Faktischer Geschäftsführer ist, wer ohne wirksame Bestellung tatsächlich die Stellung und Befugnisse eines Geschäftsführers ausübt und die Geschicke der Gesellschaft maßgeblich bestimmt.
Für die Feststellung der Überschuldung ist bei negativer Fortführungsprognose eine Bewertung zu Liquidationswerten vorzunehmen; ergibt sich hieraus ein Bilanzfehlbetrag, liegt rechnerische Überschuldung vor.
Zahlungen nach Eintritt der Konkursreife, die zu einer Vermögensminderung führen, begründen einen Ersatzanspruch nach § 64 Abs. 2 Satz 1 GmbHG; Überweisungen auf debitorische Konten stehen Bareinzahlungen gleich.
Ein Verzugszinsanspruch setzt eine auf den konkreten Teilanspruch bezogene Mahnung voraus; im Übrigen kann Verzinsung erst ab Rechtshängigkeit verlangt werden (§ 291 BGB).
Vorinstanzen
Landgericht Köln, 16 0 316/98
Tenor
Auf die Berufung der Beklagten wird das am 05.05.1999 verkündete Urteil der 16.Zivilkammer des Landgerichts Köln - 16 0 316/98 - teilweise abgeändert und wie folgt neu gefaßt: Die Beklagte wird verurteilt, an den Kläger 10.465,64 DM nebst 4% Zinsen aus 9.226,14 DM seit dem 11.05.1998 sowie aus weiteren 1.239,50 DM seit dem 08.10.1998 zu zahlen; im übrigen wird die Klage abgewiesen. Die weitergehende Berufung wird zurückgewiesen. Die Kosten des Rechtsstreits tragen der Kläger zu 22% und die Beklagte zu 78%. Das Urteil ist vorläufig vollstreckbar.
Entscheidungsgründe
Die zulässige, insbesondere form- und fristgerecht eingelegte und begründete Berufung der Beklagten hat in der Sache nur teilweise Erfolg.

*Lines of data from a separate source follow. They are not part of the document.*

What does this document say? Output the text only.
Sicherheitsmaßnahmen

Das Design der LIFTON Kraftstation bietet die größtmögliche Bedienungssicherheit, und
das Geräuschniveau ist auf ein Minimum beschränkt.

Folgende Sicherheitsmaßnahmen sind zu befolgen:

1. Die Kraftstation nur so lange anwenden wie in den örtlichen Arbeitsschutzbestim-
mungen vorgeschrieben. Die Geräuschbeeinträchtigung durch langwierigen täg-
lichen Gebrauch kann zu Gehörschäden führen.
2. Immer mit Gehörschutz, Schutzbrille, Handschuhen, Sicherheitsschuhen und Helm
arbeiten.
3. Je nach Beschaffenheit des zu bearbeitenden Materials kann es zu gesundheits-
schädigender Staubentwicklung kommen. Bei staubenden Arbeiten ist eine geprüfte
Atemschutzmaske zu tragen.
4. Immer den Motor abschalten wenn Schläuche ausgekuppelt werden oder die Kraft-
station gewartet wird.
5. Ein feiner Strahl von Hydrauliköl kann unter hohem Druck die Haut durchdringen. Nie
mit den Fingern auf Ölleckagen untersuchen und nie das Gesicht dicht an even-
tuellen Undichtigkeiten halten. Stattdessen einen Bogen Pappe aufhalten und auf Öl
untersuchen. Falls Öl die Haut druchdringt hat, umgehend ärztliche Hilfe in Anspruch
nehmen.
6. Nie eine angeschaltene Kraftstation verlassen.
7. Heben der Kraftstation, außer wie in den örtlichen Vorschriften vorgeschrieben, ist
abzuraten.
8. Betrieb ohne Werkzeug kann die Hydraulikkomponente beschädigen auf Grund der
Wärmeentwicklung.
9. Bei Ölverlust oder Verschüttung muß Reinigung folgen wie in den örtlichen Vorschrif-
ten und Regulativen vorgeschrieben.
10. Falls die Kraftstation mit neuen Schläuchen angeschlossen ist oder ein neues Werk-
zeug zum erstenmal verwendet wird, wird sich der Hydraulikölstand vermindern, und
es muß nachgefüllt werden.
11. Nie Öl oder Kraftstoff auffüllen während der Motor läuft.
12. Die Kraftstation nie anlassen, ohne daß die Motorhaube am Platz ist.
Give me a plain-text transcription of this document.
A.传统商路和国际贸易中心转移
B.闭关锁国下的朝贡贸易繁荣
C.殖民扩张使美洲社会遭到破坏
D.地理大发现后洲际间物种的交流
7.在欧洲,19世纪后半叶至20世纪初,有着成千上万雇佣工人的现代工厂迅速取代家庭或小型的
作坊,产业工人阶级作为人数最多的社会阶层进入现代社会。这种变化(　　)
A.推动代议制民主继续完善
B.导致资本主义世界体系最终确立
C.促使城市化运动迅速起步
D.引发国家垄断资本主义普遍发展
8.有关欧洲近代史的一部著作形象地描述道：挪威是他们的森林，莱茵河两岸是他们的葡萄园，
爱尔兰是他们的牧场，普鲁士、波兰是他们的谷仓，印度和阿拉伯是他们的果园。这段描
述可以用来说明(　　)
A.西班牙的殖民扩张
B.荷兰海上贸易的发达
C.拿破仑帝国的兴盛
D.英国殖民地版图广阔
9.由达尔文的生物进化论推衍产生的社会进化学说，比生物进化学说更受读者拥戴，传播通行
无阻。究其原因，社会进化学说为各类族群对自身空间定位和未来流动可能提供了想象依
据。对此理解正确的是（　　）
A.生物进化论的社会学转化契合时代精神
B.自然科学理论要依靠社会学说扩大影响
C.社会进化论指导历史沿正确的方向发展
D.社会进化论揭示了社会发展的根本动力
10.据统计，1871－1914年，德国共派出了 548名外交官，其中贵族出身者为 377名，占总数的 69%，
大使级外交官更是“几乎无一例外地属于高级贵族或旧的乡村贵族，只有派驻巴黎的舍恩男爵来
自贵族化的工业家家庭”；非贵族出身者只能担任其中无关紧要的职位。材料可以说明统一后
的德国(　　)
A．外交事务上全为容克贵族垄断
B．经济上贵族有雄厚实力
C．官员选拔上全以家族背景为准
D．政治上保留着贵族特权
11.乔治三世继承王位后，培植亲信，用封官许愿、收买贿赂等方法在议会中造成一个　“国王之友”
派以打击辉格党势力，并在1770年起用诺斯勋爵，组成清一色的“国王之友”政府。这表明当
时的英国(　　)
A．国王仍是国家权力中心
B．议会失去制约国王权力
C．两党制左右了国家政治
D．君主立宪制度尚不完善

Dem Kläger steht gegen die Beklagte gem. § 64 Abs.2 S.1 GmbHG ein Anspruch auf Zahlung von 10.465,64 DM zu, denn in dieser Höhe ist das Vermögen der GmbH in der Zeit zwischen Eintritt der Insolvenz und der Eröffnung des Konkursverfahrens durch die von der Beklagten getätigten Einzahlungen und Überweisungen auf die debitorischen Konten bei der Stadtsparkasse K. und der Kreissparkasse D. geschmälert worden.
Die Voraussetzungen eines Schadenersatzanspruchs gem. § 64 Abs.2 S.1 GmbHG sind in der Person der Beklagten gegeben, denn sie ist wie eine bestellte Geschäftsführerin der Gemeinschuldnerin zu behandeln. Außerdem war zum Zeitpunkt der getätigten Zahlungen, also ab 16.06.1997, Konkursreife der GmbH bereits eingetreten.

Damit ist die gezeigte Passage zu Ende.